Modelling graphs released by NASA show a different set of scenarios – called SSP – which are then used as part of the tool which has been developed with data from the Intergovernmental Panel on Climate Change (IPCC).
Users can select projections for anywhere in the world for any decade from 2020 to 2150.
NASA administrator Bill Nelson said that “as communities prepare for the impacts of sea level rise, access to good, clear data is key to helping save lives and livelihoods”.
The project is hosted on NASA’s sea level portal and comes in the same week a UN report predicted heatwaves, flooding and droughts will become more frequent and intense with the world set to hit the 1.5C global warming limit within the next 20 years.
Scientists said no region on Earth will escape the changes with campaigners calling for action to be urgently stepped up by world leaders to tackle what was described as a “code red for humanity”.
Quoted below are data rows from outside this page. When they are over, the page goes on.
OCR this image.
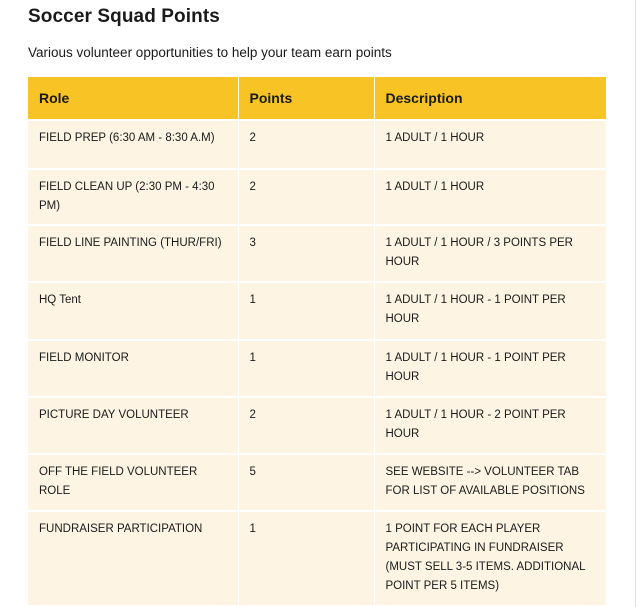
Soccer Squad Points
Various volunteer opportunities to help your team earn points
Role	Points	Description
FIELD PREP (6:30 AM - 8:30 A.M)	2	1 ADULT / 1 HOUR
FIELD CLEAN UP (2:30 PM - 4:30 PM)	2	1 ADULT / 1 HOUR
FIELD LINE PAINTING (THUR/FRI)	3	1 ADULT / 1 HOUR / 3 POINTS PER HOUR
HQ Tent	1	1 ADULT / 1 HOUR - 1 POINT PER HOUR
FIELD MONITOR	1	1 ADULT / 1 HOUR - 1 POINT PER HOUR
PICTURE DAY VOLUNTEER	2	1 ADULT / 1 HOUR - 2 POINT PER HOUR
OFF THE FIELD VOLUNTEER ROLE	5	SEE WEBSITE --> VOLUNTEER TAB FOR LIST OF AVAILABLE POSITIONS
FUNDRAISER PARTICIPATION	1	1 POINT FOR EACH PLAYER PARTICIPATING IN FUNDRAISER (MUST SELL 3-5 ITEMS. ADDITIONAL POINT PER 5 ITEMS)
Ben Hamlington, a research scientist at NASA’s Jet Propulsion Laboratory in Southern California, who leads the agency’s Sea Level Change science team, said “the goal is to deliver the projection data in the IPCC report in a usable form” alongside easy visualisation of future scenarios.
The interactive tool can take into account a range of scenarios, including for low-emissions, a “business as usual” trajectory with emissions on their current track, and modelling for an “accelerated emissions” future.
NASA said a low-emission future would happen if humanity takes action to reduce its greenhouse gas emissions which would reduce the impact of climate-driven sea level change.
Experts said the tool should help people at all levels of government in countries around the world to forecast future scenarios and to take appropriate action to develop coastal resources.